So., 07 Juni 2026 Berlin 00:46 DE / UKR / EN

Matthäus widerspricht Hoeneß nach Schiedsrichter-Kritik

Nach dem Bundesliga-Spitzenspiel zwischen Bayer Leverkusen und dem FC Bayern hat Ehrenpräsident Uli Hoeneß Schiedsrichter Christian Dingert scharf attackiert. Lothar Matthäus widerspricht dieser harschen Bewertung nun öffentlich und verteidigt den Unparteiischen.

Matthäus widerspricht Hoeneß nach Schiedsrichter-Kritik
Bild: Sportdaten

Die Emotionen kochen hoch, wenn es um Schiedsrichterentscheidungen beim FC Bayern geht. Nach dem 2:2 im Topspiel bei Bayer Leverkusen hat Ehrenpräsident Uli Hoeneß eine scharfe Tirade gegen Schiedsrichter Christian Dingert losgelassen und von der "schlechtesten Schiedsrichterleistung" gesprochen, die er je in der Bundesliga gesehen habe.

schlechtesten Schiedsrichterleistung

Bayern

Diese drastische Kritik stößt nun auf Widerspruch. Lothar Matthäus, Rekordnationalspieler und langjähriger Bayern-Profi, verteidigt in seiner Kolumne den umstrittenen Unparteiischen. Er sieht Dingerts Leistung deutlich differenzierter als der aufgebrachte Klub-Funktionär.

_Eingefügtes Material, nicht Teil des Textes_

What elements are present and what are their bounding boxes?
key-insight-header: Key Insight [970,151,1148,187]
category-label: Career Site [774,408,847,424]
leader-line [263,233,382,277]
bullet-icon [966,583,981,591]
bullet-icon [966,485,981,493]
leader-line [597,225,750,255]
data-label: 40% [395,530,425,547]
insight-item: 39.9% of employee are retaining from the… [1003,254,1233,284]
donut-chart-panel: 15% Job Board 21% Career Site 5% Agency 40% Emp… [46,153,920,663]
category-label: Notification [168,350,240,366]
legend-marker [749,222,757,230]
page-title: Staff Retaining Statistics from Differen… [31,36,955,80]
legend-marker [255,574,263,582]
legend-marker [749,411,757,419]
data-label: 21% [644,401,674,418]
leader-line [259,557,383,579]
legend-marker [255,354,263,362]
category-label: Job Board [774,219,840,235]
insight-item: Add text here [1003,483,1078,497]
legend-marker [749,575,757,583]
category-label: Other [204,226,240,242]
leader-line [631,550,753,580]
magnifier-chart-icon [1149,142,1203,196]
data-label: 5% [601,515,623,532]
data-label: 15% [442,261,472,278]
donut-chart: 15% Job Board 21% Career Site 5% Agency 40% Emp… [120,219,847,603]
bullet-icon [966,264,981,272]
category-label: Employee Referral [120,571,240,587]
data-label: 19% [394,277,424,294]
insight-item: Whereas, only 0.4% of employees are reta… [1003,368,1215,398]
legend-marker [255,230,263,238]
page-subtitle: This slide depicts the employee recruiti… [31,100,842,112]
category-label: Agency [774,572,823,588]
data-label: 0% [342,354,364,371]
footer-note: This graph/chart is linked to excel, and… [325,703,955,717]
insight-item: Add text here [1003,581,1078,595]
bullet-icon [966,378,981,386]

Matthäus räumt zwar ein, dass es Fehler gab. Die Gelb-Rote Karte gegen Leverkusens Luis Diaz wegen einer angeblichen Schwalbe sei eine Fehlentscheidung gewesen. Dennoch betont der Experte, der Kolumbianer hätte bereits früher wegen eines groben Foulspiels mit Rot vom Platz fliegen können. Für Matthäus war die Gesamtleistung des Schiedsrichters trotz einzelner Irrtümer angemessen.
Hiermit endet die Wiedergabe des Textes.